February 9th, 2009 - 2:14 pm ICT by IANS  

Tel Aviv, Feb 9 (DPA) The upcoming Israeli elections are crucial for the Middle East peace process. Yet that process, revived a little more than one year ago after a seven-year freeze, is hardly on the mind of the average Israeli voter.
With Tuesday’s poll scheduled less than one month after Israel ended a ferocious offensive in Gaza, it is security - not the peace process - which is topping the public agenda.

A victory for the hawkish Benjamin Netanyahu of the Likud is likely to spell years of stagnation, while one for the centrist Tzipi Livni of Kadima would see negotiations at least continue in their present form, albeit with no magic wand.

As Livni, using Netanyahu’s nickname, put it herself: “It’s Tzipi against Bibi.”

In an attempt to appeal to a broader electorate including the centre, and to reassure world leaders with whom he will have to work as prime minister, Netanyahu has somewhat modified his plan for “economic peace” which called for economic development of the West Bank while delaying negotiations indefinitely.

Netanyahu now promises he will not break off the talks and is “committed to a process with the Palestinians that will combine negotiations with economic development”.

But a spokesman clarified he wants to discuss security first before dealing with other “core issues” of the conflict. He has also vowed unequivocally he will not give up East Jerusalem, nor the Jordan Valley, which would make deadlock inevitable.

Netanyahu also opposes a fully sovereign Palestinian state which could sign treaties with Israel’s enemies.

The 59-year-old opposition leader has vowed to “finish the job” of Israel’s Gaza offensive and topple the Hamas government in the strip. His 51-year-old adversary, Foreign Minister Livni, has threatened she would launch another offensive if rocket attacks from Gaza continue.

Livni is no ultra dove, but nevertheless a staunch believer in a two-state solution to the conflict. Currently Israel’s chief negotiator, she would continue the intense negotiating process launched in Annapolis, Maryland in November 2007.
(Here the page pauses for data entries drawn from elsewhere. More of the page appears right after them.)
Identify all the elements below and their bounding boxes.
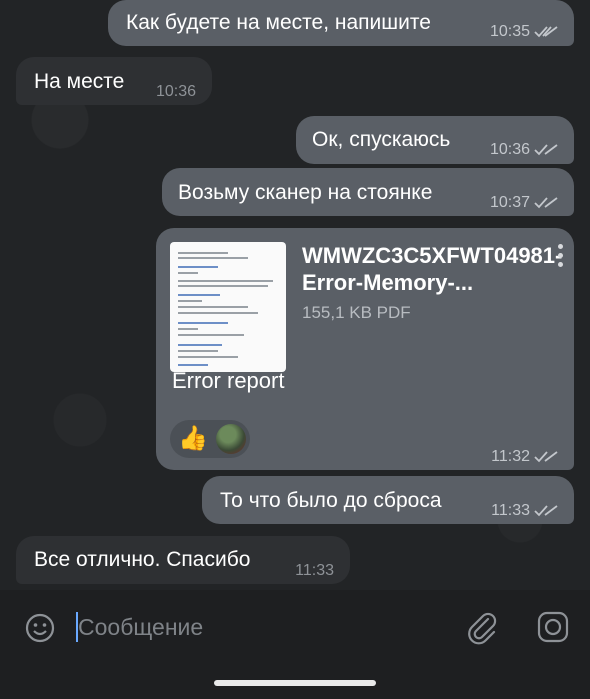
pdf-thumbnail[interactable] xyxy=(170,242,286,372)
message-input[interactable]: Сообщение xyxy=(78,614,203,641)
message-text: То что было до сброса xyxy=(220,489,442,512)
message-meta: 11:32 xyxy=(491,444,560,470)
message-text: Как будете на месте, напишите xyxy=(126,11,431,34)
message-time: 10:36 xyxy=(489,141,530,158)
message-time: 11:32 xyxy=(491,448,530,465)
message-meta: 11:33 xyxy=(491,498,560,524)
message-time: 10:35 xyxy=(489,23,530,40)
message-incoming[interactable]: Все отлично. Спасибо 11:33 xyxy=(16,536,350,584)
attach-icon[interactable] xyxy=(466,610,500,646)
message-outgoing[interactable]: То что было до сброса 11:33 xyxy=(202,476,574,524)
message-time: 10:36 xyxy=(155,83,196,100)
message-caption: Error report xyxy=(172,368,285,393)
message-text: На месте xyxy=(34,70,125,93)
file-name[interactable]: WMWZC3C5XFWT04981-Error-Memory-... xyxy=(302,242,562,296)
message-meta: 10:36 xyxy=(490,137,560,163)
reactor-avatar[interactable] xyxy=(216,424,246,454)
message-outgoing[interactable]: Ок, спускаюсь 10:36 xyxy=(296,116,574,164)
message-text: Возьму сканер на стоянке xyxy=(178,181,433,204)
double-check-icon xyxy=(534,505,558,517)
home-indicator xyxy=(214,680,376,686)
message-input-bar: Сообщение xyxy=(0,590,590,665)
double-check-icon xyxy=(534,197,558,209)
file-size: 155,1 KB PDF xyxy=(302,303,411,322)
more-options-icon[interactable] xyxy=(558,244,564,270)
message-time: 11:33 xyxy=(491,502,530,519)
message-meta: 10:35 xyxy=(490,19,560,45)
double-check-icon xyxy=(534,144,558,156)
thumbs-up-icon[interactable]: 👍 xyxy=(178,424,208,454)
message-incoming[interactable]: На месте 10:36 xyxy=(16,57,212,105)
message-text: Ок, спускаюсь xyxy=(312,128,451,151)
chat-area[interactable]: Как будете на месте, напишите 10:35 На м… xyxy=(0,0,590,590)
message-time: 11:33 xyxy=(295,562,334,579)
camera-icon[interactable] xyxy=(536,610,570,644)
message-outgoing[interactable]: Возьму сканер на стоянке 10:37 xyxy=(162,168,574,216)
double-check-icon xyxy=(534,451,558,463)
message-outgoing[interactable]: Как будете на месте, напишите 10:35 xyxy=(108,0,574,46)
reactions-bar[interactable]: 👍 xyxy=(170,420,250,458)
double-check-icon xyxy=(534,26,558,38)
message-meta: 11:33 xyxy=(295,558,334,584)
message-file-outgoing[interactable]: WMWZC3C5XFWT04981-Error-Memory-... 155,1… xyxy=(156,228,574,470)
message-meta: 10:36 xyxy=(156,79,196,105)
emoji-icon[interactable] xyxy=(24,612,56,644)
message-meta: 10:37 xyxy=(490,190,560,216)
message-text: Все отлично. Спасибо xyxy=(34,548,251,571)
message-time: 10:37 xyxy=(489,194,530,211)
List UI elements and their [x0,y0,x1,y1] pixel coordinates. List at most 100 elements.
However most Israelis see no point in conducting negotiations with moderate Palestinian President Mahmoud Abbas, widely seen as too weak to implement a treaty anyway, when Hamas, which does not recognise Israel’s right to exist, remains in control of the Gaza Strip.
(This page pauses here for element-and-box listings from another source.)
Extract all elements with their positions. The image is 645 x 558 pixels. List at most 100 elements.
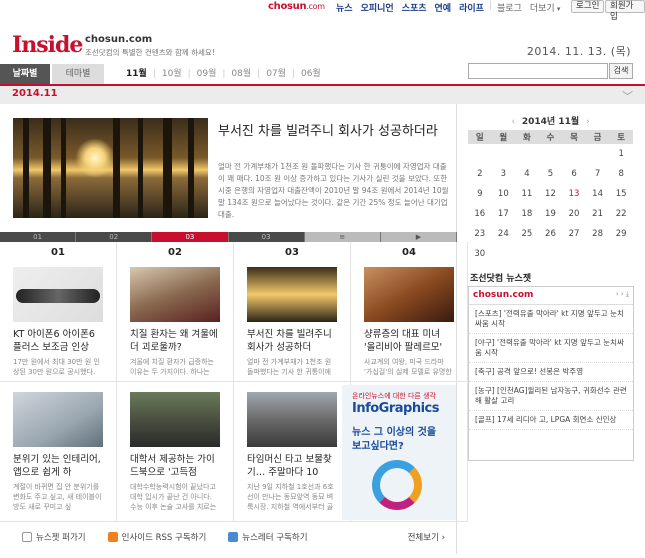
article-card[interactable]: 01 KT 아이폰6 아이폰6 플러스 보조금 인상 17만 원에서 최대 30… <box>0 242 117 382</box>
article-thumbnail[interactable] <box>13 392 103 447</box>
month-link[interactable]: 09월 <box>191 64 223 84</box>
calendar-day[interactable]: 15 <box>609 184 633 204</box>
nav-life[interactable]: 라이프 <box>455 1 488 14</box>
tab-by-theme[interactable]: 테마별 <box>52 64 104 84</box>
article-title[interactable]: 치질 환자는 왜 겨울에 더 괴로울까? <box>130 328 220 354</box>
month-link[interactable]: 07월 <box>260 64 292 84</box>
article-thumbnail[interactable] <box>247 267 337 322</box>
month-link[interactable]: 10월 <box>156 64 188 84</box>
calendar-day[interactable]: 9 <box>468 184 492 204</box>
calendar-day[interactable]: 11 <box>515 184 539 204</box>
calendar-day[interactable]: 2 <box>468 164 492 184</box>
nav-opinion[interactable]: 오피니언 <box>357 1 398 14</box>
calendar-day[interactable]: 18 <box>515 204 539 224</box>
login-button[interactable]: 로그인 <box>571 0 605 13</box>
infographic-banner[interactable]: 온라인뉴스에 대한 다른 생각 InfoGraphics 뉴스 그 이상의 것을… <box>342 385 456 520</box>
calendar-day[interactable]: 23 <box>468 224 492 244</box>
calendar-day[interactable]: 4 <box>515 164 539 184</box>
article-thumbnail[interactable] <box>247 392 337 447</box>
newsletter-link[interactable]: 뉴스레터 구독하기 <box>228 531 308 543</box>
article-card[interactable]: 03 부서진 차를 빌려주니 회사가 성공하더 얼마 전 가계부채가 1천조 원… <box>234 242 351 382</box>
article-title[interactable]: 대학서 제공하는 가이드북으로 '고득점 <box>130 453 220 479</box>
article-title[interactable]: KT 아이폰6 아이폰6 플러스 보조금 인상 <box>13 328 103 354</box>
calendar-day[interactable]: 19 <box>539 204 563 224</box>
right-sidebar: ‹ 2014년 11월 › 일월화 수목금 토 1 2 3 4 5 6 7 8 9 10 11 12 1… <box>458 104 645 554</box>
news-item[interactable]: [스포츠] '전력유출 막아라' kt 지명 앞두고 눈치싸움 시작 <box>469 305 633 334</box>
rss-link[interactable]: 인사이드 RSS 구독하기 <box>107 531 206 543</box>
article-card[interactable]: 분위기 있는 인테리어, 앱으로 쉽게 하 계절이 바뀌면 집 안 분위기를 변… <box>0 382 117 522</box>
rank-tab[interactable]: 02 <box>76 232 153 242</box>
calendar-day[interactable]: 3 <box>492 164 516 184</box>
nav-entertainment[interactable]: 연예 <box>431 1 456 14</box>
calendar-day[interactable]: 30 <box>468 244 492 264</box>
calendar-day[interactable]: 27 <box>562 224 586 244</box>
calendar-day[interactable]: 7 <box>586 164 610 184</box>
hero-title[interactable]: 부서진 차를 빌려주니 회사가 성공하더라 <box>218 122 450 141</box>
news-item[interactable]: [축구] 공격 앞으로! 선봉은 박주영 <box>469 363 633 382</box>
rank-tab-active[interactable]: 03 <box>152 232 229 242</box>
calendar-day[interactable]: 6 <box>562 164 586 184</box>
article-title[interactable]: 타임머신 타고 보물찾기… 주말마다 10 <box>247 453 337 479</box>
search-button[interactable]: 검색 <box>609 63 633 79</box>
news-item[interactable]: [농구] [인천AG]윌리된 남자농구, 귀화선수 관련해 활살 고리 <box>469 382 633 411</box>
calendar-day[interactable]: 26 <box>539 224 563 244</box>
nav-more[interactable]: 더보기 <box>526 1 565 14</box>
calendar-day[interactable]: 1 <box>609 144 633 164</box>
inside-logo[interactable]: Inside <box>12 32 83 58</box>
calendar-day[interactable]: 5 <box>539 164 563 184</box>
calendar-day[interactable]: 8 <box>609 164 633 184</box>
article-card[interactable]: 02 치질 환자는 왜 겨울에 더 괴로울까? 겨울에 치질 환자가 급증하는 … <box>117 242 234 382</box>
news-item[interactable]: [골프] 17세 리디아 고, LPGA 회연소 신인상 <box>469 411 633 430</box>
calendar-day <box>562 244 586 264</box>
article-thumbnail[interactable] <box>130 267 220 322</box>
calendar-day[interactable]: 10 <box>492 184 516 204</box>
infographic-title: InfoGraphics <box>352 401 440 416</box>
rank-tab[interactable]: 03 <box>228 232 305 242</box>
calendar-day[interactable]: 13 <box>562 184 586 204</box>
calendar-day[interactable]: 21 <box>586 204 610 224</box>
share-newsjet-link[interactable]: 뉴스젯 퍼가기 <box>22 531 86 543</box>
month-link[interactable]: 08월 <box>225 64 257 84</box>
article-thumbnail[interactable] <box>13 267 103 322</box>
nav-news[interactable]: 뉴스 <box>332 1 357 14</box>
chevron-down-icon[interactable]: ﹀ <box>622 88 633 104</box>
calendar-day[interactable]: 28 <box>586 224 610 244</box>
article-card[interactable]: 대학서 제공하는 가이드북으로 '고득점 대학수학능력시험이 끝났다고 대학 입… <box>117 382 234 522</box>
article-title[interactable]: 분위기 있는 인테리어, 앱으로 쉽게 하 <box>13 453 103 479</box>
article-thumbnail[interactable] <box>364 267 454 322</box>
calendar-day[interactable]: 14 <box>586 184 610 204</box>
article-thumbnail[interactable] <box>130 392 220 447</box>
article-title[interactable]: 샹류층의 대표 미녀 '올리비아 팔레르모' <box>364 328 454 354</box>
calendar-day[interactable]: 20 <box>562 204 586 224</box>
newsjet-controls-icon[interactable]: ‹ › ⤓ <box>616 290 629 299</box>
month-link[interactable]: 11월 <box>120 64 153 84</box>
nav-blog[interactable]: 블로그 <box>493 1 526 14</box>
calendar-day[interactable]: 12 <box>539 184 563 204</box>
calendar-day[interactable]: 29 <box>609 224 633 244</box>
nav-sports[interactable]: 스포츠 <box>398 1 431 14</box>
article-desc: 대학수학능력시험이 끝났다고 대학 입시가 끝난 건 아니다. 수능 이후 논술… <box>130 483 217 511</box>
tab-by-date[interactable]: 날짜별 <box>0 64 50 84</box>
calendar-day <box>586 144 610 164</box>
signup-button[interactable]: 회원가입 <box>605 0 645 22</box>
calendar-day[interactable]: 17 <box>492 204 516 224</box>
chosun-logo[interactable]: chosun.com <box>268 1 325 12</box>
calendar-day <box>609 244 633 264</box>
article-card[interactable]: 04 샹류층의 대표 미녀 '올리비아 팔레르모' 사교계의 여왕, 미국 드라… <box>351 242 468 382</box>
month-link[interactable]: 06월 <box>295 64 327 84</box>
list-view-icon[interactable]: ≡ <box>304 232 381 242</box>
calendar-day[interactable]: 16 <box>468 204 492 224</box>
prev-month-icon[interactable]: ‹ <box>507 117 519 127</box>
calendar-day[interactable]: 22 <box>609 204 633 224</box>
rank-tab[interactable]: 01 <box>0 232 77 242</box>
calendar-day[interactable]: 25 <box>515 224 539 244</box>
news-item[interactable]: [야구] '전력유출 막아라' kt 지명 앞두고 눈치싸움 시작 <box>469 334 633 363</box>
hero-image[interactable] <box>13 118 208 218</box>
next-month-icon[interactable]: › <box>582 117 594 127</box>
calendar-day[interactable]: 24 <box>492 224 516 244</box>
view-all-link[interactable]: 전체보기 › <box>408 531 445 543</box>
search-input[interactable] <box>468 63 608 79</box>
next-arrow-icon[interactable]: ▶ <box>380 232 458 242</box>
article-card[interactable]: 타임머신 타고 보물찾기… 주말마다 10 지난 9일 지하철 1호선과 6호선… <box>234 382 351 522</box>
article-title[interactable]: 부서진 차를 빌려주니 회사가 성공하더 <box>247 328 337 354</box>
Netanyahu, currently the favourite, is quick to tap on these sentiments.

“If you think that the restraint opposite Hamas was a mistake (…) you think like the Likud, you think like Benjamin Netanyahu,” declares his television ad.

The Likud, which lagged slightly behind Livni early on in the election campaign last autumn, opened a gap when violence in Gaza flared further. It has held a clear lead since.
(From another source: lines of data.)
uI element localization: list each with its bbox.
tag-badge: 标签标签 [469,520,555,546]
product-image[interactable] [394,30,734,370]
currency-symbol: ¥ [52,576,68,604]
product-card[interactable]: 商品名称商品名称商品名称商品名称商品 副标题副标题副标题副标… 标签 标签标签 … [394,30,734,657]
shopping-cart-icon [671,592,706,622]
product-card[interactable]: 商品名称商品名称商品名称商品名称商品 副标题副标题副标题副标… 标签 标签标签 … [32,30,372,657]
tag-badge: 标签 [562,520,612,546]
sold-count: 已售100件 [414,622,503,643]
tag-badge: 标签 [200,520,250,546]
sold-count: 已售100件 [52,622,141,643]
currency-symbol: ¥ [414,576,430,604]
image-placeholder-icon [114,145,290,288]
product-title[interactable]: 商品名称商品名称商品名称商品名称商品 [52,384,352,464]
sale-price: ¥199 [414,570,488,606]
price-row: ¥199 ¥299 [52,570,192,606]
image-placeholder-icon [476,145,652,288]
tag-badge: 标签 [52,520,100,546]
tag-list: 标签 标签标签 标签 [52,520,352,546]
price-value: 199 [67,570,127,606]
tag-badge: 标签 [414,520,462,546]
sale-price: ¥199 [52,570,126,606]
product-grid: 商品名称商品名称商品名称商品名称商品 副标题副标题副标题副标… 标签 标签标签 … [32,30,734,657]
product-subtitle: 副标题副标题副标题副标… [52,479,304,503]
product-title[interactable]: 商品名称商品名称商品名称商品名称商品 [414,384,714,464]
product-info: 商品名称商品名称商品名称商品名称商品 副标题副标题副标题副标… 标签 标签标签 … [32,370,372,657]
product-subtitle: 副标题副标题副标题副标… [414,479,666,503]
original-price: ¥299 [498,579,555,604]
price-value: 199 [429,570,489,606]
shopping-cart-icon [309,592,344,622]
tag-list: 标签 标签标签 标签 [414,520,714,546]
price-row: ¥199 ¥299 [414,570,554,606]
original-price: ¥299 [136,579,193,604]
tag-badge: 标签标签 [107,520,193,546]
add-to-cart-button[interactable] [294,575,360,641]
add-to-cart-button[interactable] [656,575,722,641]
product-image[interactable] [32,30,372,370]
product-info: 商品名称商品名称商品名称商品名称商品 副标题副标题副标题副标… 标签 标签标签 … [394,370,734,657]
Politicians, even some in Kadima behind closed doors, are already talking as if victory for Netanyahu is a certainty and have begun considering the kind of coalition he is likely to build. The ultra-Orthodox Shas party, expected to come in fifth and traditionally a coalition breaker or maker, has already announced even before the election that it will recommend to President Shimon Peres he charge Netanyahu with forming the next government.

Despite the support by the right-wing, Netanyahu has said he wants a broad coalition, including Labour, Kadima, or both.

Even if Livni makes a dramatic recovery and emerges against all current expectations as the winner, the right-wing bloc is now likely to become a majority in the Israeli parliament. She would have a hard time pushing through any progress in the peace process.

Livni paved the way for the early elections when she announced in late October that she was unable to form a new government, one month after Kadima’s Ehud Olmert resigned the premiership amid corruption allegations. At the time, she refused to sign a coalition deal with Shas that ruled out negotiations on Jerusalem, saying such a deal would place her at the head of a “paralysed cabinet” and would “block every possibility for hope and peace in the state of Israel”.

Unable to form a coalition then, she would have even more difficulty building a pro-peace one now.

At least 15 percent of voters - the equivalent of 18 mandates in the 120-seat Israeli parliament - say they are still undecided. Livni hopes to win over enough of those to close the gap of several mandates between Kadima and the Likud.

“Don’t vote out of fear. Don’t vote out of desperation. Vote out of hope!” she implores in her television ad.

But whether that sums up the current mood in Israel is a big question.